Ceux-là rêvaient de changer la vie... Ils ont donné naissance - ce qui n'est déjà pas si mal - à une formidable génération d'artistes, comme le montre Le Magasin-Centre national d'art contemporain de Grenoble, qui rouvrait ses portes ce week-end. Après deux ans de fermeture et 1,9 million d'euros de travaux pour rénover une verrière signée Gustave Eiffel, son directeur Yves Aupetitallot a invité à exposer ce que l'on peut véritablement appeler aujourd'hui L'École de Grenoble. Soit une belle bande de complices, aujourd'hui reconnus sur la scène internationale: Dominique Gonzalez-Foerster, Pierre Joseph, Philippe Parreno, Bernard Joisten, Philippe Perrin, Christelle Lheureux... Les deux premiers ont vécu et grandi au coeur de la Villeneuve. La plupart se sont connus au lycée Emmanuel-Mounier où un professeur, Pierre Casalegno, avait obtenu d'ouvrir une classe expérimentale, sans contrainte d'horaire ni de pédagogie. Tous sont diplômés de l'École d'art de Grenoble; ils ont eu pour professeurs George Rey et Ange Leccia dont des oeuvres sont présentées aux côtés des leurs.

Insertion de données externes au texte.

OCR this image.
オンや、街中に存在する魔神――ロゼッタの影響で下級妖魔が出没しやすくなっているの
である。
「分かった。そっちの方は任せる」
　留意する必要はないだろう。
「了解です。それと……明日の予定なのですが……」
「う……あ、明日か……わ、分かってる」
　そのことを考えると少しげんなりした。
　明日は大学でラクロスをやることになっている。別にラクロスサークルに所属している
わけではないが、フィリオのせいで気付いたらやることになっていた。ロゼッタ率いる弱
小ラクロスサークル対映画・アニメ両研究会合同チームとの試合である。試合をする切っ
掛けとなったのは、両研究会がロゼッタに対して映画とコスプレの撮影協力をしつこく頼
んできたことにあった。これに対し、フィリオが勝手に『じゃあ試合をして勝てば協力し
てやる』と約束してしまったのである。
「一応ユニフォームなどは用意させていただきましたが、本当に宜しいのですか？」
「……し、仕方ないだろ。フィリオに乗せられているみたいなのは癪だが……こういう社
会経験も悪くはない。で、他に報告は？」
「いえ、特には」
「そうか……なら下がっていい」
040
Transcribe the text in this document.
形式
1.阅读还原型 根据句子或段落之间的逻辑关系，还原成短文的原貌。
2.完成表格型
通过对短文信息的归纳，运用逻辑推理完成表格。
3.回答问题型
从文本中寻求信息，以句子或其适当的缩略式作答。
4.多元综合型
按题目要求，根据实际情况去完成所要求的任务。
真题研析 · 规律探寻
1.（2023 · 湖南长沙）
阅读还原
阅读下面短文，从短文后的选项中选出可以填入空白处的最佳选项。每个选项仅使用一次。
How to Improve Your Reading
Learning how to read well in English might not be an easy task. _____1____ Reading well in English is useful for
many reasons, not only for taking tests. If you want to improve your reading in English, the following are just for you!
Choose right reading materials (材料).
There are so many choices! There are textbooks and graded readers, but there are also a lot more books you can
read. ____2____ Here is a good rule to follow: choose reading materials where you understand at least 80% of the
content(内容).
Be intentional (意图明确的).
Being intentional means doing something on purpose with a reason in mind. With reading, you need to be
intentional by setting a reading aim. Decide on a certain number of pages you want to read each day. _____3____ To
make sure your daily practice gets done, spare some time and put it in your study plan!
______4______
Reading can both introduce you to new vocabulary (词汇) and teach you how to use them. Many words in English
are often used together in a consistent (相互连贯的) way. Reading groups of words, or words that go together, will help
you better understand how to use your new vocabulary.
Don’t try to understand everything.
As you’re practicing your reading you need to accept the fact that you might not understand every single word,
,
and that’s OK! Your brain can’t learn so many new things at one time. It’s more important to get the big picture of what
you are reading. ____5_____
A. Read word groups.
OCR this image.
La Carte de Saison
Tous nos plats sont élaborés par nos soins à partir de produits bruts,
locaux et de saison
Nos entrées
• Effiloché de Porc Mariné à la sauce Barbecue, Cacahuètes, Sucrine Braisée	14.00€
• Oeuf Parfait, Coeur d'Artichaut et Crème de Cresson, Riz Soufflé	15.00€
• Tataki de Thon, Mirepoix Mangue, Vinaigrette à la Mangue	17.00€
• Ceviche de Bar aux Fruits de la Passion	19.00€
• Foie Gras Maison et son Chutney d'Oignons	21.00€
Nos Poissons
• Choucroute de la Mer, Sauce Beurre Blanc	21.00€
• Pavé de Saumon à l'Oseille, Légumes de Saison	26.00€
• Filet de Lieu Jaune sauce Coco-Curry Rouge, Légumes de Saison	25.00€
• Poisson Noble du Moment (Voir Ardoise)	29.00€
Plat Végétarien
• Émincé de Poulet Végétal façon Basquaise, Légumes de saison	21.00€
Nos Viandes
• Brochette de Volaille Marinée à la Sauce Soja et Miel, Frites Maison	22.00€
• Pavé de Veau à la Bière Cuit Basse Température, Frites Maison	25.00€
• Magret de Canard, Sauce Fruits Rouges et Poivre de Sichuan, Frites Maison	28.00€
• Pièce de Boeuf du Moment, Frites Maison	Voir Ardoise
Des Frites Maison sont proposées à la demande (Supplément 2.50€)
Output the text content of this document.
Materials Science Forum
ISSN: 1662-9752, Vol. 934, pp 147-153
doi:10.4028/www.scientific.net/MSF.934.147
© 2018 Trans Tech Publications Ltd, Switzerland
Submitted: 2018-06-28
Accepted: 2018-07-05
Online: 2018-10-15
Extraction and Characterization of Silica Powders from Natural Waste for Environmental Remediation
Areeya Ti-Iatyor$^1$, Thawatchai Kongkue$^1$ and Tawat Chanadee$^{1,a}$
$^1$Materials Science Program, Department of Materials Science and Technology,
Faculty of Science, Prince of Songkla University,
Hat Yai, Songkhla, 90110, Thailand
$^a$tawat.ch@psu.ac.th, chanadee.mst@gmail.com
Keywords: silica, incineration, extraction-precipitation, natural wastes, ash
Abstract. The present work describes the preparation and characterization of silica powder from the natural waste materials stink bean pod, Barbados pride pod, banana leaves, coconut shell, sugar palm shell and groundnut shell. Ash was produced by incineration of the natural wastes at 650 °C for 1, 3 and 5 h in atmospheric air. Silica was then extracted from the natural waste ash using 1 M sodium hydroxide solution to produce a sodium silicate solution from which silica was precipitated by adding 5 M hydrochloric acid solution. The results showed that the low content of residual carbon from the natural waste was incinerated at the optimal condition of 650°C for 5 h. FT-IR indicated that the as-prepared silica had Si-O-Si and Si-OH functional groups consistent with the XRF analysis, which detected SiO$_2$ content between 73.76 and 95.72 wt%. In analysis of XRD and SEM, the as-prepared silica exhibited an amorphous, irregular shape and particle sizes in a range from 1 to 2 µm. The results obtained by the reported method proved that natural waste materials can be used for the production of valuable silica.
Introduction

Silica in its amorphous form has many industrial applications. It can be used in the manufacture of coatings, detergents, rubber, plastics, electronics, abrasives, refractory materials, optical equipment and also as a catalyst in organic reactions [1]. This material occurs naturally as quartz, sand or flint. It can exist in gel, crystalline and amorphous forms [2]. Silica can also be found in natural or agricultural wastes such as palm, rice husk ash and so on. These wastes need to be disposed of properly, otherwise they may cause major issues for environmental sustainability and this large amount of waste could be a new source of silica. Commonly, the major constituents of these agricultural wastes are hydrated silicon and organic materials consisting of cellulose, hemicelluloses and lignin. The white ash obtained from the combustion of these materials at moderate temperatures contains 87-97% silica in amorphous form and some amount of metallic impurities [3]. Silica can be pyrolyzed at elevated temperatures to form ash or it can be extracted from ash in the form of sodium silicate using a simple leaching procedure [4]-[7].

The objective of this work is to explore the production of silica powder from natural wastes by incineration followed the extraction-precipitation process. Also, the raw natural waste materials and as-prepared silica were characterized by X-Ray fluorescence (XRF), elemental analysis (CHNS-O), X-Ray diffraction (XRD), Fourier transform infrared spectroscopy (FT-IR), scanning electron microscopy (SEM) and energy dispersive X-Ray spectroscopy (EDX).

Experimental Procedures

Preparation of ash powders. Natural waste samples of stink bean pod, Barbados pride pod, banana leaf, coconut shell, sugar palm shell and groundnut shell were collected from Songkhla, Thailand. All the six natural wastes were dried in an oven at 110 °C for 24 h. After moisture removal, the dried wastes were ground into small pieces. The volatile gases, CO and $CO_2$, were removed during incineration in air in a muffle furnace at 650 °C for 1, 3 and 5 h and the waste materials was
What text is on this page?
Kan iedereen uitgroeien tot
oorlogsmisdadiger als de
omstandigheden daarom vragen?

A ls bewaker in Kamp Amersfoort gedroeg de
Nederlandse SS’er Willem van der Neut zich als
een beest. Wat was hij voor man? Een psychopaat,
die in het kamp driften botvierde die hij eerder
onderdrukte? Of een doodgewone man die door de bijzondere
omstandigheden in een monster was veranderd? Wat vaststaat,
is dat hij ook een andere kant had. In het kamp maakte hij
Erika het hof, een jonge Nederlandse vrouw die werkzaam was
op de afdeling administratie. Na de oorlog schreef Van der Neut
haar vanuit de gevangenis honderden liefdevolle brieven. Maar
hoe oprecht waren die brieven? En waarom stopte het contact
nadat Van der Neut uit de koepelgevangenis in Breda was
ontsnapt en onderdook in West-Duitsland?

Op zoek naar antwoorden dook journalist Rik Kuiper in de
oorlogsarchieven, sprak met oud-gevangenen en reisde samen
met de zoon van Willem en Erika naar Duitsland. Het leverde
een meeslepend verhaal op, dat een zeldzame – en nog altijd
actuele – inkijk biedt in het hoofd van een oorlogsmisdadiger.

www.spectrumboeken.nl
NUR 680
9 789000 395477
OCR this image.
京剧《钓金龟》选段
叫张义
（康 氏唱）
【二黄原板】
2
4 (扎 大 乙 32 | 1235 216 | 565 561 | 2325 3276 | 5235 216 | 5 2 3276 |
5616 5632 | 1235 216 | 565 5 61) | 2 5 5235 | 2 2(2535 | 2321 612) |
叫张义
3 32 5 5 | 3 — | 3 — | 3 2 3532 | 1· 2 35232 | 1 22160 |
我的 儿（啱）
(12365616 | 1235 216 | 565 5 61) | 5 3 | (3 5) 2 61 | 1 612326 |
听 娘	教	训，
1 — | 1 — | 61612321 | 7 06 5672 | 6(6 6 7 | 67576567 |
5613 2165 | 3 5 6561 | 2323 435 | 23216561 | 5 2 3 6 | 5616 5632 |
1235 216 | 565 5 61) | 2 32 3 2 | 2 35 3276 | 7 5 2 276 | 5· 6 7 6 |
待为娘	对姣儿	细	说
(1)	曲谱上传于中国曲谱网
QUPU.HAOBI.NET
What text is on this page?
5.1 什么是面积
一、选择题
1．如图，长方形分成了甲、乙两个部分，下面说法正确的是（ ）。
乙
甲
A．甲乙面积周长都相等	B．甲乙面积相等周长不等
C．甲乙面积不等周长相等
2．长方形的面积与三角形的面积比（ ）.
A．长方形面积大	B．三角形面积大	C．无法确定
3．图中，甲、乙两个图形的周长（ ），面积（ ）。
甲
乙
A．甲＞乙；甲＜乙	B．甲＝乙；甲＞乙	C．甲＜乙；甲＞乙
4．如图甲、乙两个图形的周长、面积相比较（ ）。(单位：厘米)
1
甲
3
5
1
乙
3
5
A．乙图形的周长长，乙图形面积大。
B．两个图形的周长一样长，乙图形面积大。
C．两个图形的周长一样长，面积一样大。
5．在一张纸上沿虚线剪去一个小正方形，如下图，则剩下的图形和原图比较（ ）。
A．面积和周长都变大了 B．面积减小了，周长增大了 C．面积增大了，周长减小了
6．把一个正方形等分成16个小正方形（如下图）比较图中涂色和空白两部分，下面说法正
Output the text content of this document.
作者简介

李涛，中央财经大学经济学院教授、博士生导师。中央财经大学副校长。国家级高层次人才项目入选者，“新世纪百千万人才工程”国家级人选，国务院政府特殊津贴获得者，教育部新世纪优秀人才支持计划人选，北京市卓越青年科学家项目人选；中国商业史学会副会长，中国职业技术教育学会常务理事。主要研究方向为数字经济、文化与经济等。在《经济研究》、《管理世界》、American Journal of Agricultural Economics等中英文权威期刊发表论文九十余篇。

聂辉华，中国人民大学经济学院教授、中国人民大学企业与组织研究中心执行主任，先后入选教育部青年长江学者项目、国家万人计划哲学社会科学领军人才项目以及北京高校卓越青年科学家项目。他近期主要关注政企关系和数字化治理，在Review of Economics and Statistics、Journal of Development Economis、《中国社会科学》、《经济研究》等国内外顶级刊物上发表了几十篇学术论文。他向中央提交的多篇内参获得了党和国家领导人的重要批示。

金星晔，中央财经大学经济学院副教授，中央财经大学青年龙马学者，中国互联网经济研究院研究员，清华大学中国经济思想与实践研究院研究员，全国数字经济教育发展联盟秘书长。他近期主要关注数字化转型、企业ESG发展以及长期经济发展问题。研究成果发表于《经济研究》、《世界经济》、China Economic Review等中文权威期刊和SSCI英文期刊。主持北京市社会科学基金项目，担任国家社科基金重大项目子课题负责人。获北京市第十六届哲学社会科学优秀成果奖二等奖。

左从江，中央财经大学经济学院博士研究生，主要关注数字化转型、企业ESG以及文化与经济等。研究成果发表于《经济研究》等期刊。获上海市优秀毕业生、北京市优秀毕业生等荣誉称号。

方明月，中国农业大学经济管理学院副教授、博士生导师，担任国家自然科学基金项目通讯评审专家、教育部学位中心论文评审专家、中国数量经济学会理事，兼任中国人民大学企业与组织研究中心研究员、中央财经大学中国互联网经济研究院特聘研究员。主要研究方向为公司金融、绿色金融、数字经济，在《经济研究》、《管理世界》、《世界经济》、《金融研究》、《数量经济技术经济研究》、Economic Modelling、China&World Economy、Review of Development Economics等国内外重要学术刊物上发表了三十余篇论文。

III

Le point commun à tous ces créateurs? Nourri au terreau grenoblois d'expérimentations télévisuelles et cinématographiques, leur travail utilise presque constamment l'image électronique. Il explore la frontière poreuse entre fiction et réel lorsqu'Ange Leccia confronte, par exemple, des images de l'assassinat de Kennedy à l'accident de la Porsche qui clôt Le Mépris de Godard. Ou lorsque Philippe Perrin met en scène la voiture criblée de balles dans laquelle est mort Jacques Mesrine, sur fond de musique des «Clash» hurlant Know your Rights, comme dans un sombre polar. L'autre particularité très forte de ces artistes, là aussi sans doute issue des utopies communautaristes de Grenoble après 1968, est leur goût du travail collectif, annonçant des pratiques aujourd'hui partagées par la jeune génération d'artistes. Loin du mythe du créateur solitaire, ils semblent d'emblée avoir préféré s'associer pour créer une oeuvre, un happening, baptisés, Siberia, Ozone ou Les ateliers du Paradise. Le Magasin a du mal à les évoquer en raison de leur caractère éphémère, à l'exception d'Ann Lee. En 2000, Philippe Parreno, Dominique Gonzalez-Foerster, associés à Pierre Huyghe, ont racheté à un studio japonais les droits de cette créature animée de Manga. Pour la livrer aussitôt à l'imagination d'autres créateurs. A ce jour, une vingtaine d'artistes comme les graphistes M/M ou Liam Gillick, ont dédié des oeuvres à «Ann Lee»: une créature fictive certes, mais ayant donné naissance à une utopie collective, bien vivante, elle.